Era estranho ter lições com a mãe. Ainda mais quando sua mãe era uma tutora tão rígida. Daria sentia falta da intimidade que dividiam quando estavam sozinhas. Tomou um pouco de chá e relaxou a postura na cadeira, aguardando o momento em que Véronique certamente a corrigiria.

- Tem tido notícias de Aydan, mamãe?

- Ah, sim. Recebi uma carta de seu irmão esta manhã. Tudo corre bem.

Conversaram sobre a família e o frio em Shailaja, até que um comentário da mãe a surpreendeu.
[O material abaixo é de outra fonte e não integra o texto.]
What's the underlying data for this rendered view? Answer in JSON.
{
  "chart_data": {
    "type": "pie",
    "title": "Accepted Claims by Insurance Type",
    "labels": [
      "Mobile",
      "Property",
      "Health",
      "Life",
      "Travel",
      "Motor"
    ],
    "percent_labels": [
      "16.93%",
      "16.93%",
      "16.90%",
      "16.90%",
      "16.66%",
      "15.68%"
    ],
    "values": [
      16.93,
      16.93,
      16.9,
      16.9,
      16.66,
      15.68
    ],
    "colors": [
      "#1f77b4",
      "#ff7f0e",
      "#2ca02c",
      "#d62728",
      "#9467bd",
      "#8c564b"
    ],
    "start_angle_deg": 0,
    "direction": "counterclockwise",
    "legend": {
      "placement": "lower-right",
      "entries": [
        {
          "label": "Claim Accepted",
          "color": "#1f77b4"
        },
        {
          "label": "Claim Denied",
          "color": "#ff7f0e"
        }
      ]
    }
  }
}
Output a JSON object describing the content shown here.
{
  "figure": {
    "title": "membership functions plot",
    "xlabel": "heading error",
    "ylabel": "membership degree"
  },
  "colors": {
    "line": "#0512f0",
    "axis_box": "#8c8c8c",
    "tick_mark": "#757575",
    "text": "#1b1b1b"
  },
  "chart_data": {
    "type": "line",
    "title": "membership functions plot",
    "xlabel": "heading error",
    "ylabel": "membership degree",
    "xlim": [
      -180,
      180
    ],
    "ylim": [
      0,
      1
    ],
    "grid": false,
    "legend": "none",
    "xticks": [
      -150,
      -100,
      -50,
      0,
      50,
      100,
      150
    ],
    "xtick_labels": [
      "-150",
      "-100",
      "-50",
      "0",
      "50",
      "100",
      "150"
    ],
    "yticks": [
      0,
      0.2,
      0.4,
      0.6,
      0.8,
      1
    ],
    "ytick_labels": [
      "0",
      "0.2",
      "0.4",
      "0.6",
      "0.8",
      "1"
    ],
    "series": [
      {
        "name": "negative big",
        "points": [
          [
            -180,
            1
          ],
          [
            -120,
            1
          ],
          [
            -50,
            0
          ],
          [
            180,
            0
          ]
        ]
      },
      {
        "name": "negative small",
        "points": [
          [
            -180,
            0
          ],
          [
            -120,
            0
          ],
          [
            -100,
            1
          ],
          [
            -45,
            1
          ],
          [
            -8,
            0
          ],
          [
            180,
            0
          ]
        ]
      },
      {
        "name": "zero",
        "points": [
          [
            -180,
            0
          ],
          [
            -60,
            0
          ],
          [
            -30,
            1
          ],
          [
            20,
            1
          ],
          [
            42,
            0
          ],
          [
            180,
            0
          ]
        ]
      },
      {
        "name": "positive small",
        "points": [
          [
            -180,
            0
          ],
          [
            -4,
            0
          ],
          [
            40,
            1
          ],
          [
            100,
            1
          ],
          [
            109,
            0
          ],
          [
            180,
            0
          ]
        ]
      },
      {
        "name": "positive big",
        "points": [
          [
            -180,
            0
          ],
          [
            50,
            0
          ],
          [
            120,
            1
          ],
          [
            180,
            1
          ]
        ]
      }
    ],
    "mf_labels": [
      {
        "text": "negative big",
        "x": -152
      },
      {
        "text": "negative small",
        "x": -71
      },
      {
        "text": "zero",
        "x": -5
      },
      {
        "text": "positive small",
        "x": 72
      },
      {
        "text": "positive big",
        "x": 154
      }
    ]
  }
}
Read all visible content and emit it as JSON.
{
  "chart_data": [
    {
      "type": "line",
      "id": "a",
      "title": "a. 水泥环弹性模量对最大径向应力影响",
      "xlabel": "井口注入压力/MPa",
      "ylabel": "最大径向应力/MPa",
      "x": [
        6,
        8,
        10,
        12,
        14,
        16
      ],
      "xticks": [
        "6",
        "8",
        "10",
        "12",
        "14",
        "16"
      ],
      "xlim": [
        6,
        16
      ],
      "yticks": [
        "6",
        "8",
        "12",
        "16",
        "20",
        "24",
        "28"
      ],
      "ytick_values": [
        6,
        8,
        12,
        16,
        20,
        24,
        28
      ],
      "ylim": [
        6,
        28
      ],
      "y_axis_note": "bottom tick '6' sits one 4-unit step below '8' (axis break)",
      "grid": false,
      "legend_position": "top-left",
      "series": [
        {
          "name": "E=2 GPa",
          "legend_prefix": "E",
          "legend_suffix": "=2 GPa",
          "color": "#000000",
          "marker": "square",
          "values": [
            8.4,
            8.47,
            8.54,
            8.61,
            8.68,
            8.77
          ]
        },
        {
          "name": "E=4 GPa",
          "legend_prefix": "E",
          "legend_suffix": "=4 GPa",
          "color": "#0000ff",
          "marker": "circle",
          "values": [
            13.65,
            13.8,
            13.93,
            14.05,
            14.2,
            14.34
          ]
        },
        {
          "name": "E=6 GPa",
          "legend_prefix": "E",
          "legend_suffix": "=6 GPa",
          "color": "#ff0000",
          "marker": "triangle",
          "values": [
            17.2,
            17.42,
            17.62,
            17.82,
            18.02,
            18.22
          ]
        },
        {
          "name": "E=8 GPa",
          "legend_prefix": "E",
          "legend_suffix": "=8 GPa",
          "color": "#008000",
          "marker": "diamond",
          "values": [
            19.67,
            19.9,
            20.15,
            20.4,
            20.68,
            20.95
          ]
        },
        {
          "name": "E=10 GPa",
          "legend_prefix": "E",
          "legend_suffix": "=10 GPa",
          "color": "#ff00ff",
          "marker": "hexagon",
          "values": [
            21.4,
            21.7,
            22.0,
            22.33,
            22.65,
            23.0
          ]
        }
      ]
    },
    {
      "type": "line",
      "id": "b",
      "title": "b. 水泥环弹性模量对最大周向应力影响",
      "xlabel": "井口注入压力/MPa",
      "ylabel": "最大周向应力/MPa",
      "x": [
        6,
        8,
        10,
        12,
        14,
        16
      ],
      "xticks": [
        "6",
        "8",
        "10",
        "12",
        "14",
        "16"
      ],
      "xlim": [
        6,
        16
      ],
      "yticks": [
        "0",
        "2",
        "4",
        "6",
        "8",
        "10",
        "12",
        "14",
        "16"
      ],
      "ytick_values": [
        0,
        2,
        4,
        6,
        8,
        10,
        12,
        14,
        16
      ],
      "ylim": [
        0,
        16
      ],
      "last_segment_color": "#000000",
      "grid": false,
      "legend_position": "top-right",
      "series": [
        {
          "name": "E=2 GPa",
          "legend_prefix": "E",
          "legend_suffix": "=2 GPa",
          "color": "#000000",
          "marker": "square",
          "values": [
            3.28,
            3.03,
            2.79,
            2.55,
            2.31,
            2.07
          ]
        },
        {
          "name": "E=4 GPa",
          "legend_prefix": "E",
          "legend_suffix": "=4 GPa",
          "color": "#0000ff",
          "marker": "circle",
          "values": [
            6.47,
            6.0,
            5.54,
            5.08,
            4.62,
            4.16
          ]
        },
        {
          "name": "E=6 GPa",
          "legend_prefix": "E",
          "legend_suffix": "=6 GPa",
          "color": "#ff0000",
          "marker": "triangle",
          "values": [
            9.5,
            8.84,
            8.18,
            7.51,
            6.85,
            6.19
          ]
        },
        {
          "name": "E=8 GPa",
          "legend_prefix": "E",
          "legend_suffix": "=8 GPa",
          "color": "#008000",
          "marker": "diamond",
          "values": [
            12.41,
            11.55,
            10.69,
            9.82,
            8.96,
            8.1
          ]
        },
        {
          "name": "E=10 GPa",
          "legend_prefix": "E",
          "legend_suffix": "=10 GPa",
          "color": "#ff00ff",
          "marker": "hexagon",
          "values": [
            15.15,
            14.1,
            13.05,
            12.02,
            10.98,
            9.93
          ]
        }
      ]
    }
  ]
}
- Não se saiu mal hoje na lição de canto, filha.

- Ahn... Obrigada?

- É claro que pode melhorar ainda...

Daria não via como poderia melhorar ainda mais. Era uma péssima cantora, errava as notas, sentia a garganta doendo quando cantava, não conseguia manter a postura nem fingir emoção. O único motivo para não ter sido um desastre total era que a mãe a obrigara a treinar incansavelmente durante o verão. Mas agora sentia que atingira o limite de suas habilidades. Já que estavam nesse assunto, Daria lembrou da senhorita Maël e de como a mãe fora estranhamente benevolente com a rani.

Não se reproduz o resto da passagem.